Figure 4. Bidirectional modulation of expression of Rac1 in spinal dorsal horn neurons in vivo and its structural and functional impact.

(a) Western blotting of spinal lysates for validation of spinal knockdown and overexpression of Rac1 via AAV-mediated shRNA delivery or Rac1 cDNA delivery in comparison with corresponding controls.

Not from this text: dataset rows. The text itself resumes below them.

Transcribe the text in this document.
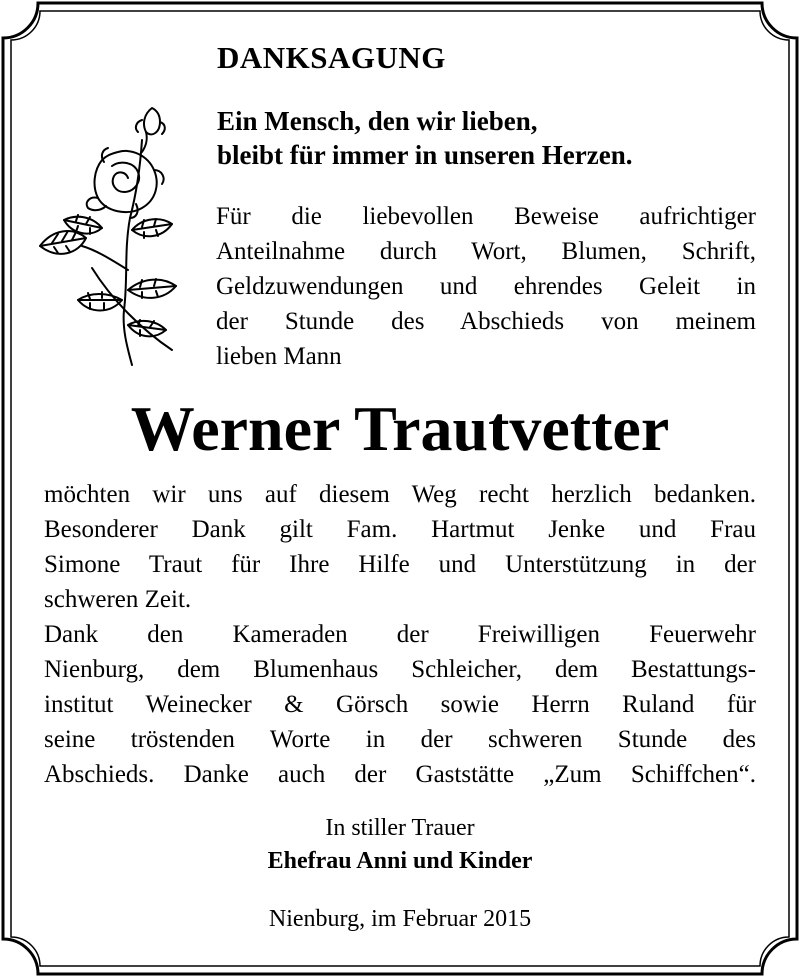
DANKSAGUNG
Ein Mensch, den wir lieben,
bleibt für immer in unseren Herzen.
Für die liebevollen Beweise aufrichtiger
Anteilnahme durch Wort, Blumen, Schrift,
Geldzuwendungen und ehrendes Geleit in
der Stunde des Abschieds von meinem
lieben Mann
Werner Trautvetter
möchten wir uns auf diesem Weg recht herzlich bedanken.
Besonderer Dank gilt Fam. Hartmut Jenke und Frau
Simone Traut für Ihre Hilfe und Unterstützung in der
schweren Zeit.
Dank den Kameraden der Freiwilligen Feuerwehr
Nienburg, dem Blumenhaus Schleicher, dem Bestattungs-
institut Weinecker & Görsch sowie Herrn Ruland für
seine tröstenden Worte in der schweren Stunde des
Abschieds. Danke auch der Gaststätte „Zum Schiffchen“.
In stiller Trauer
Ehefrau Anni und Kinder
Nienburg, im Februar 2015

Lower panel represents quantitative summary of Rac1 expression normalized to corresponding Tubulin control. (b,c) Typical examples of traces derived from Golgi-impregnated spinal neurons (b) and their quantitative summary (c) in mice with spinal AAV-mediated knockdown or overexpression of Rac1, using mice spinally expressing a non-targeting shRNA or EGFP as controls (Scale bar, 50 μm; 15–18 neurons from three animals per treatment group). (d) Attenuation of phase II nocifensive behaviour, but not of phase I, in the formalin test by spinal knockdown of Rac1 (n=7–8 per group). (e) Spinal neuron-specific knockdown of Rac1 led to a reduction of mechanical hypersensitivity induced by intraplantar CFA injection as compared with mice expressing control RNA (n=6 per group). (f) Overexpression of Rac1 in neurons of the spinal dorsal horn led to enhanced basal sensitivity to mechanical nociceptive stimuli (n=6–8 mice). (g) Functional impact of overexpression of Rac1 or EGFP (control) in the spinal dorsal horn of SDH-Kal-7^−/− mice on sensitivity to mechanical nociceptive stimuli and CFA-induced hypersensitivity (n=6 mice per group). (h) Quantification of changes in spine density on overexpression of Rac1 or EGFP in spinal neurons lacking Kal-7 at 24 h post-CFA (25–30 neurons were analysed from from animals each per treatment group). *P<0.05 as compared with control group; ^†P<0.05 as compared with basal condition; two-way ANOVA, Bonferroni post hoc test. Error bars represent s.e.m.